Electrification avoids the energy losses associated with producing hydrogen from electricity and then burning it for heat, a pathway that discards a large fraction of the original energy. When factories can connect directly to the grid and generate heat with electricity, hydrogen offers little advantage while introducing additional fuel handling costs, safety concerns, and infrastructure requirements. Studies and industrial pilots increasingly point in the same direction. Electrification technologies already exist for most commercial and industrial heating applications, leaving little room for hydrogen outside a narrow set of specific chemical processes that like flames, and even there biomethane is a cheaper alternative.

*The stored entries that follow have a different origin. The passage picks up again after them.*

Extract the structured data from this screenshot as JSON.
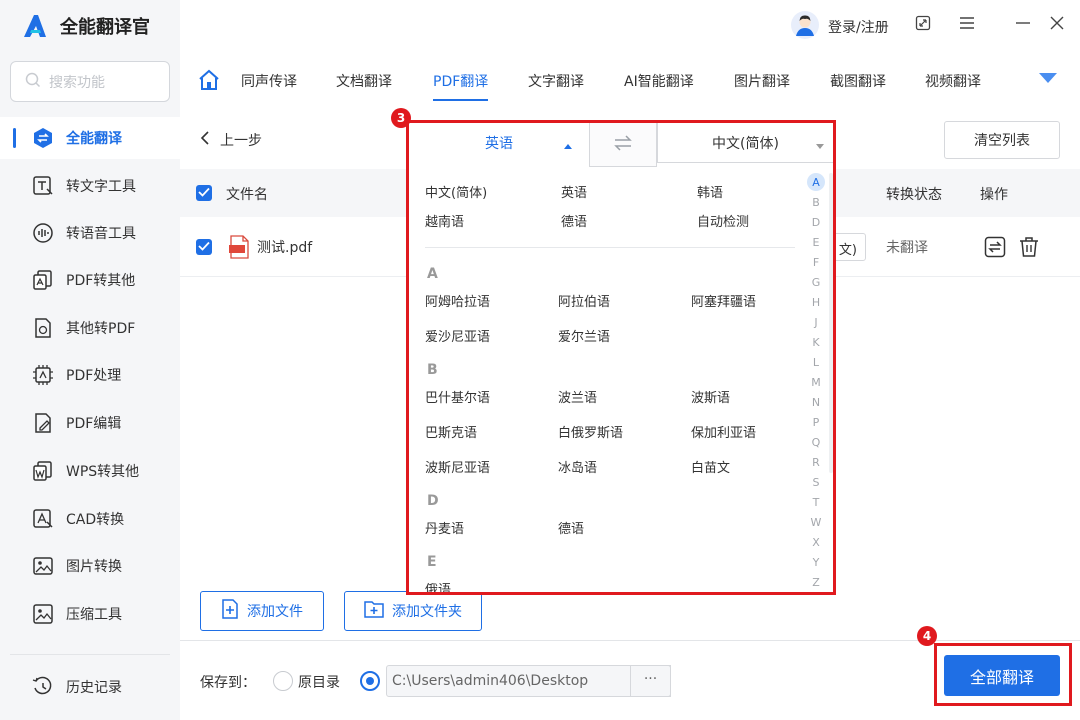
{
  "app": {
    "title": "全能翻译官"
  },
  "search": {
    "placeholder": "搜索功能"
  },
  "sidebar": {
    "items": [
      {
        "label": "全能翻译",
        "icon": "translate-icon",
        "active": true
      },
      {
        "label": "转文字工具",
        "icon": "text-tool-icon"
      },
      {
        "label": "转语音工具",
        "icon": "voice-tool-icon"
      },
      {
        "label": "PDF转其他",
        "icon": "pdf-export-icon"
      },
      {
        "label": "其他转PDF",
        "icon": "pdf-import-icon"
      },
      {
        "label": "PDF处理",
        "icon": "pdf-process-icon"
      },
      {
        "label": "PDF编辑",
        "icon": "pdf-edit-icon"
      },
      {
        "label": "WPS转其他",
        "icon": "wps-icon"
      },
      {
        "label": "CAD转换",
        "icon": "cad-icon"
      },
      {
        "label": "图片转换",
        "icon": "image-icon"
      },
      {
        "label": "压缩工具",
        "icon": "compress-icon"
      }
    ],
    "history": "历史记录"
  },
  "topbar": {
    "user": "登录/注册"
  },
  "tabs": [
    {
      "label": "同声传译"
    },
    {
      "label": "文档翻译"
    },
    {
      "label": "PDF翻译",
      "active": true
    },
    {
      "label": "文字翻译"
    },
    {
      "label": "AI智能翻译"
    },
    {
      "label": "图片翻译"
    },
    {
      "label": "截图翻译"
    },
    {
      "label": "视频翻译"
    }
  ],
  "toolbar": {
    "back": "上一步",
    "clear": "清空列表"
  },
  "table": {
    "headers": {
      "filename": "文件名",
      "status": "转换状态",
      "action": "操作"
    },
    "rows": [
      {
        "filename": "测试.pdf",
        "lang_fragment": "文)",
        "status": "未翻译"
      }
    ]
  },
  "buttons": {
    "add_file": "添加文件",
    "add_folder": "添加文件夹",
    "translate_all": "全部翻译"
  },
  "footer": {
    "save_to": "保存到：",
    "original_dir": "原目录",
    "path": "C:\\Users\\admin406\\Desktop",
    "browse": "···"
  },
  "badges": {
    "dropdown": "3",
    "translate": "4"
  },
  "dropdown": {
    "source": "英语",
    "target": "中文(简体)",
    "common": [
      "中文(简体)",
      "英语",
      "韩语",
      "越南语",
      "德语",
      "自动检测"
    ],
    "groups": [
      {
        "letter": "A",
        "items": [
          "阿姆哈拉语",
          "阿拉伯语",
          "阿塞拜疆语",
          "爱沙尼亚语",
          "爱尔兰语"
        ]
      },
      {
        "letter": "B",
        "items": [
          "巴什基尔语",
          "波兰语",
          "波斯语",
          "巴斯克语",
          "白俄罗斯语",
          "保加利亚语",
          "波斯尼亚语",
          "冰岛语",
          "白苗文"
        ]
      },
      {
        "letter": "D",
        "items": [
          "丹麦语",
          "德语"
        ]
      },
      {
        "letter": "E",
        "items": [
          "俄语"
        ]
      }
    ],
    "alphabet": [
      "A",
      "B",
      "D",
      "E",
      "F",
      "G",
      "H",
      "J",
      "K",
      "L",
      "M",
      "N",
      "P",
      "Q",
      "R",
      "S",
      "T",
      "W",
      "X",
      "Y",
      "Z"
    ],
    "active_letter": "A"
  },
  "colors": {
    "accent": "#1f6fe5",
    "highlight": "#e0191e"
  }
}
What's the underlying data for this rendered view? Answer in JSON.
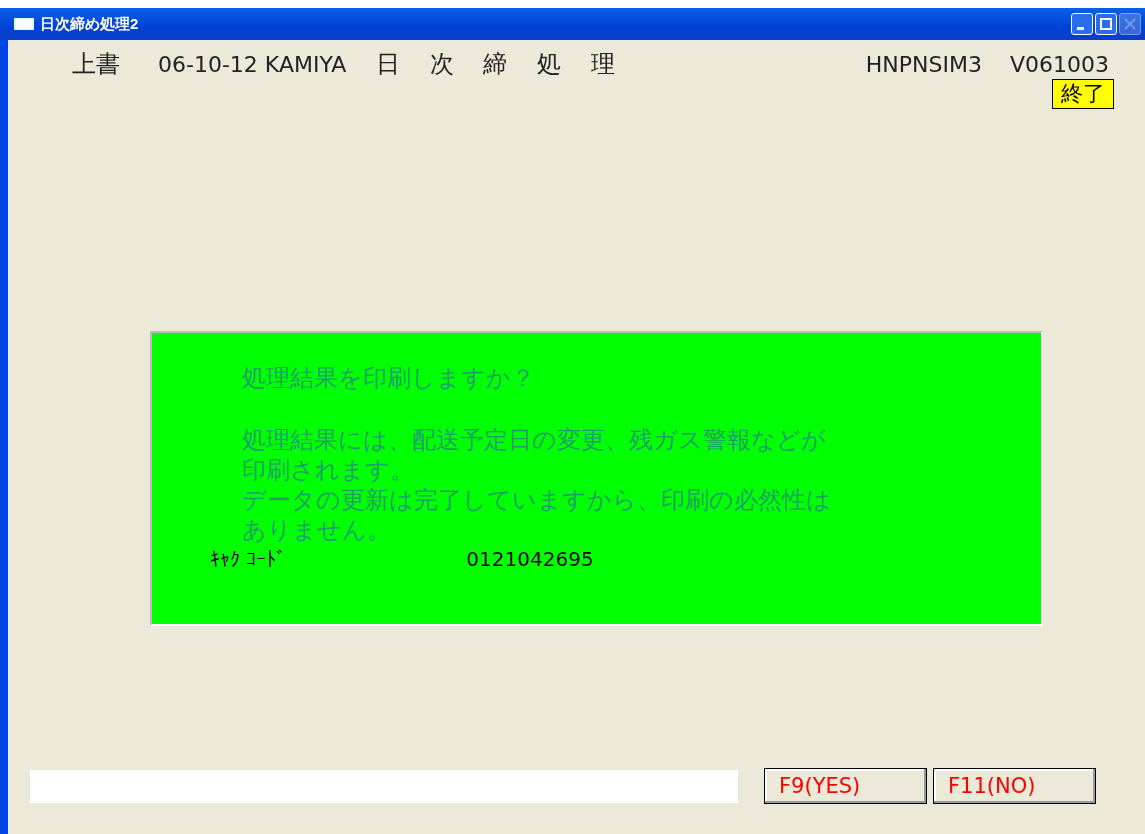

That’s why my projection has no hydrogen for transportation, energy storage or heating applications. Where an alternative to hydrogen exists, it is usually cheaper and simpler. Hydrogen handling requires specialized equipment, safety protocols, and regulatory oversight. That is why hydrogen has not become a widespread energy carrier despite decades of experimentation. It remains valuable where its chemistry is required, but many applications historically using hydrogen have already found alternatives. As hydrogen production decarbonizes and costs rise, that substitution trend will continue.